Lisa Nandy’s call for sanctions against Israel’s proposed annexation is a welcome first step

By Hugh Lanning, Labour & Palestine

Labour & Palestine welcomes Lisa Nandy’s statement that, if Israel’s proposed annexation takes place, “concrete action will follow, including a ban on goods entering Britain from the illegal settlements in the West Bank”. This is the first time Labour has officially called for there to be Government sanctions in response to an Israeli breach of international law and is a welcome first step.

As a response to the call from Palestine for ‘effective measures’ it is unlikely to be sufficient. As it has always been, Israel will undoubtedly be intransigent on its flouting of international law. Therefore Labour’s first challenge will be to get the UK government, other countries in the EU and globally to accept the notion that “a blatant breach of international law must have consequences”. It will be a measure of Labour’s seriousness; how much energy is put into making this policy a reality in the spheres where Labour has influence.

There is much care being used about terminology – from sanctions, concrete action, restrictive or effective measures to consequences. It matters little what they are called, the critical test will be do they work – do they have the effect of stopping annexation?

The objective must be to take action to genuinely stop annexation taking place – not just delaying or reducing it a bit, or just a verbal statement, but blocking it. Then Labour needs to be equally clear, that if annexation goes ahead, action will be taken quickly. This will require international cooperation but should not be delayed until there is a global or European consensus – as this is unlikely to be achieved within a reasonable timescale.

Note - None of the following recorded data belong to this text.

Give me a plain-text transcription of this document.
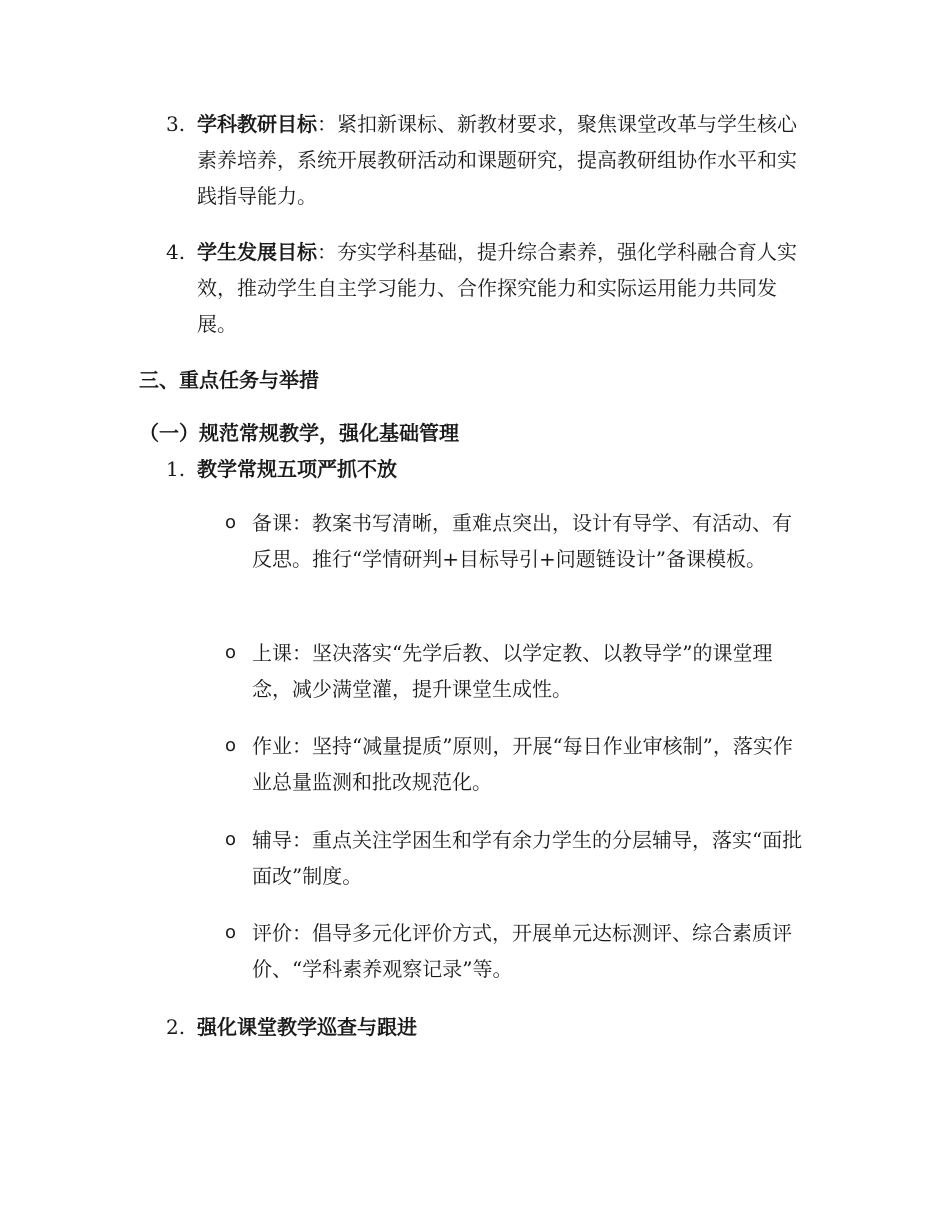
3. 学科教研目标：紧扣新课标、新教材要求，聚焦课堂改革与学生核心素养培养，系统开展教研活动和课题研究，提高教研组协作水平和实践指导能力。
4. 学生发展目标：夯实学科基础，提升综合素养，强化学科融合育人实效，推动学生自主学习能力、合作探究能力和实际运用能力共同发展。
三、重点任务与举措
（一）规范常规教学，强化基础管理
1. 教学常规五项严抓不放
o 备课：教案书写清晰，重难点突出，设计有导学、有活动、有反思。推行“学情研判+目标导引+问题链设计”备课模板。
o 上课：坚决落实“先学后教、以学定教、以教导学”的课堂理念，减少满堂灌，提升课堂生成性。
o 作业：坚持“减量提质”原则，开展“每日作业审核制”，落实作业总量监测和批改规范化。
o 辅导：重点关注学困生和学有余力学生的分层辅导，落实“面批面改”制度。
o 评价：倡导多元化评价方式，开展单元达标测评、综合素质评价、“学科素养观察记录”等。
2. 强化课堂教学巡查与跟进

Countries will need to take unilateral action.

The forms of action that can be taken – as was shown with the response to the annexation of Crimea – are many and various. It is likely that low-level sanctions would need to be accompanied by further measures anyway.

There will be much discussion about what form any action should take, but there should only be one criteria – effectiveness. If whatever action has been taken doesn’t result in bringing an end to the annexation, then it has to be recognised that the actions will have to be strengthened. It cannot be a ‘one-off’ – we tried and it didn’t work.

Labour’s statement will have the positive effect of bringing discussion about sanctions into the mainstream, rather than being ostracised as Israel was hoping to achieve through its campaign against BDS. A campaign further undermined by two legal setbacks it has suffered – first in the UK’s Supreme Court’s decision to overturn Government regulations aimed at blocking local authority pension schemes from choosing not to invest in Israel.

Secondly the recent decision of the European Court of Human Rights, which will still cover the UK after Brexit unless we opt out of the Convention, to rule illegal French Court’s decision s to convict BDS activists. It ruled, with usual caveats, that boycott actions aimed at a state’s actions were covered by the freedom of expression.

In the fight against apartheid in South Africa it was the long campaign for ‘Sanctions Now’ coming to fruition that eventually had the effect – it is clear that governments need to act. Many view Israel to effectively be an apartheid regime now. Annexation will take Israel inevitably along the path that make it a state where the discrimination is built into and supported by its legal system. The definition of an apartheid state.

With annexation, Israel is changing the terms of debate – something which it might be prevented from doing if supporters of Palestine speak up loudly and the world calls Israel to account for its actions. Israel is effectively declaring itself above the framework of international law and any form of peace process that could lead to an independent Palestine.